Reputation: 416
I would like to merge two dataframes based on mutliple columns. Here based on column B in df1 and all columns from X-Z in df2, but returning values from column X, into V1. Like a dictionary, if a from df1$B matches with a in df2$X, a is returned to df_merged$V1, but then if c from df1$B matches c with df2$Y, b is returned from df2$X, which is its synonym and etc. Only df2$X can be returned to df_merged$V1
df1
A B
1 a
2 c
3 f
and df2
X Y Z
a NA NA
b c NA
d e f
merged_df
A V1
1 a
2 b
3 d
Here is my try:
merge(df1, df2, by.x="B", by.y=c("X", "Y", "Z"), all.x=T)
Upvotes: 1
Views: 2249
Reputation: 18661
You can do this generically with tidyverse
, or you can actually use a hash/dictionary-like data structure. In R, there is no native hash table class, but you can take advantage of the hashmap
package, which uses Rcpp
internally to create hash-like objects:
library(tidyverse)
library(hashmap)
dict = df2 %>%
mutate_if(is.factor, as.character) %>%
mutate(Value = X) %>%
gather(Label, Key, -Value) %>%
na.omit() %>%
{hashmap(.$Key, .$Value)}
This gives you a hash table:
> dict
## (character) => (character)
## [e] => [d]
## [d] => [d]
## [f] => [d]
## [b] => [b]
## [a] => [a]
Now, to extract value using df1$B
as a key, simply do this:
dict[[df1$B]]
# [1] "a" NA "a" "d"
df1 %>%
mutate(Value = dict[[B]]) %>%
na.omit() %>%
select(-B)
Result:
A Value
1 1 a
3 3 a
4 4 d
Data:
df1 = read.table(text = "A B
1 a
2 c
3 a
4 e", header = TRUE, stringsAsFactors = TRUE)

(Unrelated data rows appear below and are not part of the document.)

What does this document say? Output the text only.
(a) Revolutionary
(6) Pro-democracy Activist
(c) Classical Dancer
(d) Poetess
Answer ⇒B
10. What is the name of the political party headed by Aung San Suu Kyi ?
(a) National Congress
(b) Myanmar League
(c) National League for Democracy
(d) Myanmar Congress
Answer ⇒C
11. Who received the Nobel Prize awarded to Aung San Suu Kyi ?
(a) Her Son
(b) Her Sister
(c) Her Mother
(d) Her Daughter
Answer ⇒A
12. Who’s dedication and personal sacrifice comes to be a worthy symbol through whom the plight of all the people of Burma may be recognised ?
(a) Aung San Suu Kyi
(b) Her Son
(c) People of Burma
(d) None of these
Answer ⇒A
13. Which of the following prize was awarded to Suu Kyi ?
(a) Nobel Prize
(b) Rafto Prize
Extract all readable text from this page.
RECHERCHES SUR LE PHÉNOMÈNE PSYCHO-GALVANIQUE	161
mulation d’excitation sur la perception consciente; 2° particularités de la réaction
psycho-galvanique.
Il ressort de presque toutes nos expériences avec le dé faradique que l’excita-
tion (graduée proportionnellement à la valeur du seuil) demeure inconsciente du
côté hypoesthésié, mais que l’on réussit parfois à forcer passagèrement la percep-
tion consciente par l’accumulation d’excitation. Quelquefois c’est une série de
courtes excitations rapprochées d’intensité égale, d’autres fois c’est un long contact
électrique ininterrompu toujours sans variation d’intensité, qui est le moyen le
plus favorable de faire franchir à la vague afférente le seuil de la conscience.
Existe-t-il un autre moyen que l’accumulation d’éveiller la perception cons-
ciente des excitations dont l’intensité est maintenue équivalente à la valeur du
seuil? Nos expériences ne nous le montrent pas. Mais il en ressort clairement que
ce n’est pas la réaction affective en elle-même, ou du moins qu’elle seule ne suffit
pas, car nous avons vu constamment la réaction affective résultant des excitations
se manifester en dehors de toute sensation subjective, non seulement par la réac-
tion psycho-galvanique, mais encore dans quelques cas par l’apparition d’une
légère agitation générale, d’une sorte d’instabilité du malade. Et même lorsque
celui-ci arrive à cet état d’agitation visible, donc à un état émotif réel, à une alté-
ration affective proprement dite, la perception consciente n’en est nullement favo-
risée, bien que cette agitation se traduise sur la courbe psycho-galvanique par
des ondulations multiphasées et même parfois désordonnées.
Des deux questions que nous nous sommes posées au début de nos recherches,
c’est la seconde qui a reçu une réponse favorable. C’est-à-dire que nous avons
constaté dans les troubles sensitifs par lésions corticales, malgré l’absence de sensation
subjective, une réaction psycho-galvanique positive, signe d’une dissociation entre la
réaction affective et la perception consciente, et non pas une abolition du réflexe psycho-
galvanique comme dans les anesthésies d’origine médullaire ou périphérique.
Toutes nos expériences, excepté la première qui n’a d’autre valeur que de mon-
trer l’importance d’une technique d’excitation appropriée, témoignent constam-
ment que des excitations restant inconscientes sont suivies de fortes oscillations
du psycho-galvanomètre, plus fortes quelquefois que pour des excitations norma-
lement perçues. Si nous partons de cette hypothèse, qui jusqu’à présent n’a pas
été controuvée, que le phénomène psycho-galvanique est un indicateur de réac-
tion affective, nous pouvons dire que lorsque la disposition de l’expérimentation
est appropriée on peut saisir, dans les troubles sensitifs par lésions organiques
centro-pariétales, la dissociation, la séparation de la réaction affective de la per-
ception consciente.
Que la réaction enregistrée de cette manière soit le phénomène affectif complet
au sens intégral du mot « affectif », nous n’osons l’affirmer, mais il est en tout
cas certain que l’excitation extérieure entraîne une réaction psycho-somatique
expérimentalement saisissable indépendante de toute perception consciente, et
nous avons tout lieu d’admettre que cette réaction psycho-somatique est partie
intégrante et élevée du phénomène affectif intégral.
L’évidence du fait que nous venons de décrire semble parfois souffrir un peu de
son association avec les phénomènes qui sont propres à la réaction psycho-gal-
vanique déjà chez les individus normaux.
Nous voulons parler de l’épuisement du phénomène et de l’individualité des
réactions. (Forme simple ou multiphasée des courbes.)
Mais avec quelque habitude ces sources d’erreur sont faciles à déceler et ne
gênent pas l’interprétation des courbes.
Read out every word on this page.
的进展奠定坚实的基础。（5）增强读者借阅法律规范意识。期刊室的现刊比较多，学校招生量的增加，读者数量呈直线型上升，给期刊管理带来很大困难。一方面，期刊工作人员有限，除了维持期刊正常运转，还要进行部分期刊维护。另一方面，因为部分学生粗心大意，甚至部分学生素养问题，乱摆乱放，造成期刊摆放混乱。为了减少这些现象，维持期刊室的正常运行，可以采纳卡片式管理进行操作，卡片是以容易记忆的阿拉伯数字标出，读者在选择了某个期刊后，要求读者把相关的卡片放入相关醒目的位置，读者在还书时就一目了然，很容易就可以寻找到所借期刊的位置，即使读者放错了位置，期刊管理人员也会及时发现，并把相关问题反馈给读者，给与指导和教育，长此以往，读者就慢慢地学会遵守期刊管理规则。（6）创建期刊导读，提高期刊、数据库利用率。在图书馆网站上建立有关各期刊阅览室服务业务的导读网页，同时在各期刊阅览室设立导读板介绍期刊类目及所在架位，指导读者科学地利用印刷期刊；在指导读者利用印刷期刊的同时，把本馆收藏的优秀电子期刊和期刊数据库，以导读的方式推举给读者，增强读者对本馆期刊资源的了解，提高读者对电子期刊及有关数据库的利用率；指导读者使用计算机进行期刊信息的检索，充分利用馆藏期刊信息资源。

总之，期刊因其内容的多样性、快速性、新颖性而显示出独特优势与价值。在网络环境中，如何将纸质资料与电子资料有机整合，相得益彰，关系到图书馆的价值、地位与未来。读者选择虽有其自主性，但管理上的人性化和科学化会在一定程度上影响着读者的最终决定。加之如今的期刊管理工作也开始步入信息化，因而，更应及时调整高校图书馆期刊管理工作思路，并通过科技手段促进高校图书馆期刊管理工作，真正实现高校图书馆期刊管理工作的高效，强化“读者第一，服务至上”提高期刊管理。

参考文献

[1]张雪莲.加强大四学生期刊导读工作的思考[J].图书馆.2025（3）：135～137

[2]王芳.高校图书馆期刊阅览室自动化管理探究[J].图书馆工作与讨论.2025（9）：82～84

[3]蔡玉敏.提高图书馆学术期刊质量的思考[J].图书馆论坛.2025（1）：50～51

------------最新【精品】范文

df2 = read.table(text = "X Y Z
a NA NA
b NA NA
d e f", header = TRUE, stringsAsFactors = TRUE)
Upvotes: 2
Reputation: 18661
Here is the generic version for demonstrative purposes, but this method is less robust, less flexible, and less efficient than using hashmap
:
library(tidyverse)
df2 %>%
mutate(Value = X) %>%
gather(Label, Key, -Value) %>%
split(.$Label) %>%
map_dfr(~ cbind(A = na.omit(match(.$Key, df1$B)),
slice(., match(df1$B, .$Key)))) %>%
select(A, Value) %>%
arrange(A)
Result:
A Value
1 1 a
2 3 d
3 4 d
Data:
df1 = read.table(text = "A B
1 a
2 c
3 f
4 e", header = TRUE, stringsAsFactors = FALSE)
df2 = read.table(text = "X Y Z
a NA NA
b NA NA
d e f", header = TRUE, stringsAsFactors = FALSE)
Note:
I first duplicated df2$X
because it is technically also a key. I then reshaped df2
to long form, and split
by Key
. For every Key, I sliced
the rows that match with df2$B
and rbind
ing the results together with map_dfr
. Finally, returning only the Value
column.
Notice that I used a different df1
in this example than I did in the hashmap
example because this method would not work if df1$B
has duplicates.
Upvotes: 1